Am I confused? A little. Am I accurately portraying what the different sections of the social housing movement think about each other? Not quite. Nevertheless, in many parts of the country there is rivalry between the two wings of social housing.

You can see how this could arise. Certainly, many local authorities still see themselves as producers and link their democratic role too closely with that of service provider. Certainly many housing associations have adopted a supercilious attitude to councils and don't recognise the importance of the local mandate and the strategic role of the council in providing housing and other services.

Let peace break out between RSLs and councils – but agreement and harmony between North and South? There’s a challenge …

It is vitally important that all social housing providers work together. Local authorities are better at some things than RSLs and vice versa. There are certainly some problems that need joint activity: antisocial behaviour must be tackled comprehensively by housing providers and other agencies if we are not simply to move problem families around rather than solve their problems; joint lettings strategies would mean that, instead of seeking just to let our own stock, tenants could be given the best choice available to meet their needs – if we did that, we could increase community stability and reduce churning. We should also work together on demolition proposals. Some RSL balance sheets are put under threat by the levels of demolition required both in housing market renewal areas in the North and in other areas of low demand.

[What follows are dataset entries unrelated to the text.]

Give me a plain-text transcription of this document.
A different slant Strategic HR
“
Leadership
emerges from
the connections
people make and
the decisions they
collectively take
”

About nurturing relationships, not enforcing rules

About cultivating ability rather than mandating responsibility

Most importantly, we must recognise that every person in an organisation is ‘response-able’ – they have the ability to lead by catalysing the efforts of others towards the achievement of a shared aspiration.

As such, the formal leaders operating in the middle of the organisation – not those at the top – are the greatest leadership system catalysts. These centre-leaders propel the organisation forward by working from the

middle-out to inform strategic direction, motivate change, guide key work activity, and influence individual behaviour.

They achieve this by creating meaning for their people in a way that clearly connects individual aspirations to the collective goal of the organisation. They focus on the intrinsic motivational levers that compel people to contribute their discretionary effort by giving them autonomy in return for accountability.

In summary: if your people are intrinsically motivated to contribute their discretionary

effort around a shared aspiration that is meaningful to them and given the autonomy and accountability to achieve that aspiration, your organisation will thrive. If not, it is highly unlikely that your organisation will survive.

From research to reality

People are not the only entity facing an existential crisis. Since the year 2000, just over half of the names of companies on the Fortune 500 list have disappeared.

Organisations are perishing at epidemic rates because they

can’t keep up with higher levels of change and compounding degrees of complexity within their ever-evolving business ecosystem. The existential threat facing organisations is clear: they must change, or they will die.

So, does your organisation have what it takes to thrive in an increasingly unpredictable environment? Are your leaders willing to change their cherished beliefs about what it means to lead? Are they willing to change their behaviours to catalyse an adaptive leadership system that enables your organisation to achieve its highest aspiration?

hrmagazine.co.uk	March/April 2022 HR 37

Cooperation would also help in neighbourhood management. Only if a critical mass of housing providers is achieved can one association, or in some cases the council, take adequate responsibility for the environmental and people issues generated by the new neighbourhood agenda.

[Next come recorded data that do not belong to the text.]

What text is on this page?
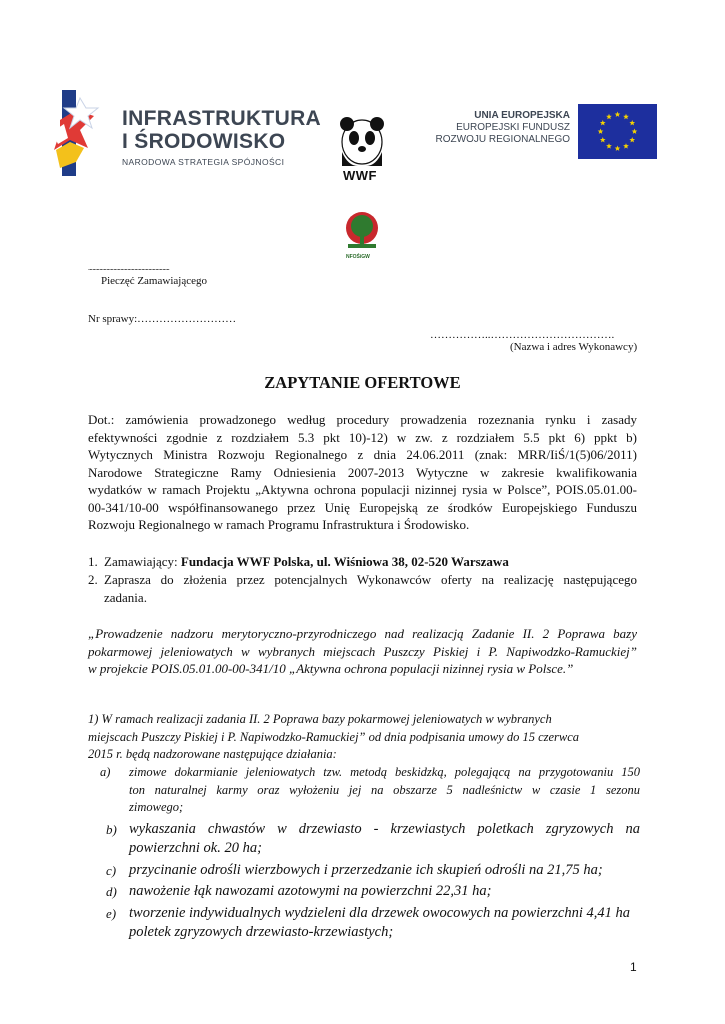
INFRASTRUKTURA
I ŚRODOWISKO
NARODOWA STRATEGIA SPÓJNOŚCI
WWF
UNIA EUROPEJSKA
EUROPEJSKI FUNDUSZ
ROZWOJU REGIONALNEGO
NFOŚiGW
..........................................................
Pieczęć Zamawiającego
Nr sprawy:………………………
……………..…………………………….
(Nazwa i adres Wykonawcy)
ZAPYTANIE OFERTOWE
Dot.: zamówienia prowadzonego według procedury prowadzenia rozeznania rynku i zasady
efektywności zgodnie z rozdziałem 5.3 pkt 10)-12) w zw. z rozdziałem 5.5 pkt 6) ppkt b)
Wytycznych Ministra Rozwoju Regionalnego z dnia 24.06.2011 (znak: MRR/IiŚ/1(5)06/2011)
Narodowe Strategiczne Ramy Odniesienia 2007-2013 Wytyczne w zakresie kwalifikowania
wydatków w ramach Projektu „Aktywna ochrona populacji nizinnej rysia w Polsce”, POIS.05.01.00-
00-341/10-00 współfinansowanego przez Unię Europejską ze środków Europejskiego Funduszu
Rozwoju Regionalnego w ramach Programu Infrastruktura i Środowisko.
1. Zamawiający: Fundacja WWF Polska, ul. Wiśniowa 38, 02-520 Warszawa
2. Zaprasza do złożenia przez potencjalnych Wykonawców oferty na realizację następującego
zadania.
„Prowadzenie nadzoru merytoryczno-przyrodniczego nad realizacją Zadanie II. 2 Poprawa bazy
pokarmowej jeleniowatych w wybranych miejscach Puszczy Piskiej i P. Napiwodzko-Ramuckiej”
w projekcie POIS.05.01.00-00-341/10 „Aktywna ochrona populacji nizinnej rysia w Polsce.”
1) W ramach realizacji zadania II. 2 Poprawa bazy pokarmowej jeleniowatych w wybranych
miejscach Puszczy Piskiej i P. Napiwodzko-Ramuckiej” od dnia podpisania umowy do 15 czerwca
2015 r. będą nadzorowane następujące działania:
a)	zimowe dokarmianie jeleniowatych tzw. metodą beskidzką, polegającą na przygotowaniu 150
ton naturalnej karmy oraz wyłożeniu jej na obszarze 5 nadleśnictw w czasie 1 sezonu
zimowego;
b) wykaszania chwastów w drzewiasto - krzewiastych poletkach zgryzowych na
powierzchni ok. 20 ha;
c) przycinanie odrośli wierzbowych i przerzedzanie ich skupień odrośli na 21,75 ha;
d) nawożenie łąk nawozami azotowymi na powierzchni 22,31 ha;
e) tworzenie indywidualnych wydzieleni dla drzewek owocowych na powierzchni 4,41 ha
poletek zgryzowych drzewiasto-krzewiastych;
1
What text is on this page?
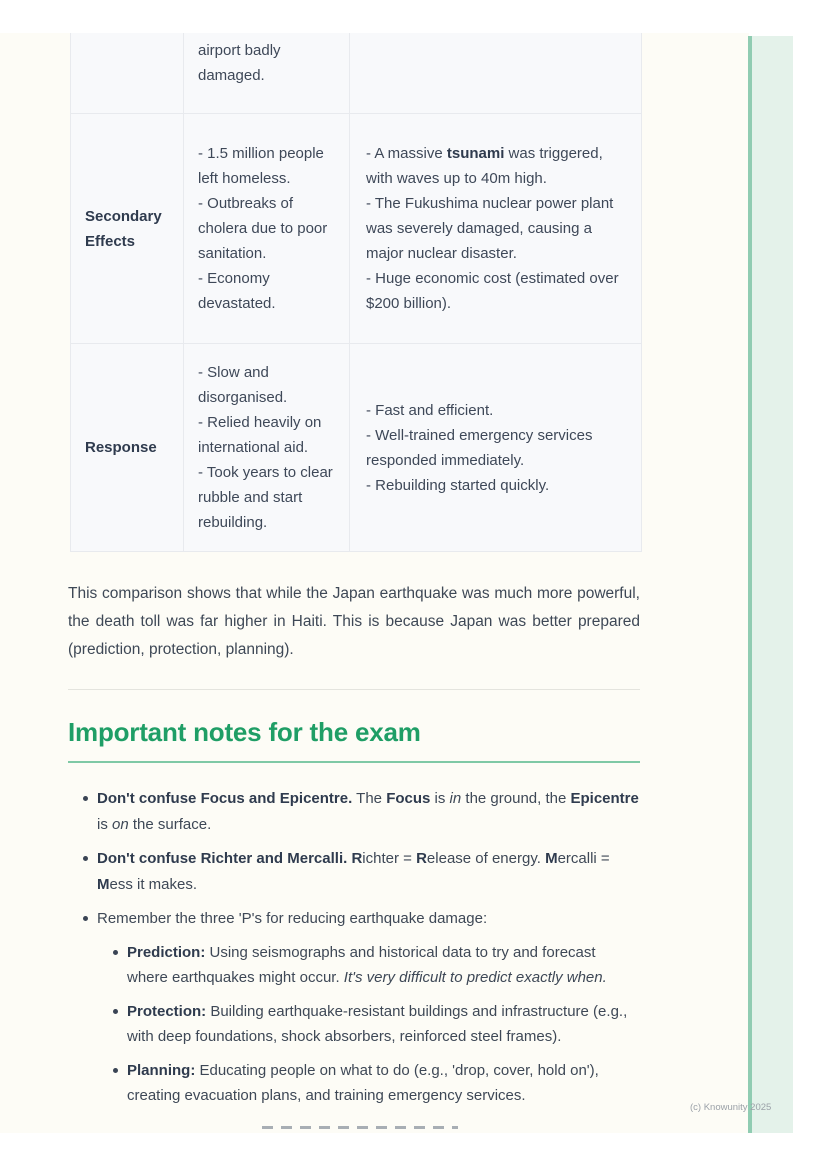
	airport badly damaged.	
Secondary Effects	- 1.5 million people left homeless.
- Outbreaks of cholera due to poor sanitation.
- Economy devastated.	- A massive tsunami was triggered, with waves up to 40m high.
- The Fukushima nuclear power plant was severely damaged, causing a major nuclear disaster.
- Huge economic cost (estimated over $200 billion).
Response	- Slow and disorganised.
- Relied heavily on international aid.
- Took years to clear rubble and start rebuilding.	- Fast and efficient.
- Well-trained emergency services responded immediately.
- Rebuilding started quickly.

This comparison shows that while the Japan earthquake was much more powerful, the death toll was far higher in Haiti. This is because Japan was better prepared (prediction, protection, planning).

Important notes for the exam
Don't confuse Focus and Epicentre. The Focus is in the ground, the Epicentre is on the surface.
Don't confuse Richter and Mercalli. Richter = Release of energy. Mercalli = Mess it makes.
Remember the three 'P's for reducing earthquake damage:
Prediction: Using seismographs and historical data to try and forecast where earthquakes might occur. It's very difficult to predict exactly when.
Protection: Building earthquake-resistant buildings and infrastructure (e.g., with deep foundations, shock absorbers, reinforced steel frames).
Planning: Educating people on what to do (e.g., 'drop, cover, hold on'), creating evacuation plans, and training emergency services.
(c) Knowunity 2025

Relationships need to develop at all four of these levels and there is a lot of good practice in the North-west that could be replicated. Here the RSLs, local authorities, Housing Corporation and Government Office meet inside the North-west housing executive. They look at regional issues, define one regional housing strategy with sub-regional components and then jointly work up delivery options. At sub-regional level, the councils and RSLs meet and jointly plan within the New Heartlands market renewal partnership. At city level, the council and housing associations meet through the Strategic Housing Partnership that is part of the Local Strategic Partnership. At neighbourhood level, a number of RSLs are beginning to take on the role of neighbourhood managers delivering services for other housing associations as well as the council.

So councils and social landlords can work together – indeed, they are doing so increasingly in the North-east, Yorkshire and Humberside as well as the North-west. So let peace break out between RSLs and councils.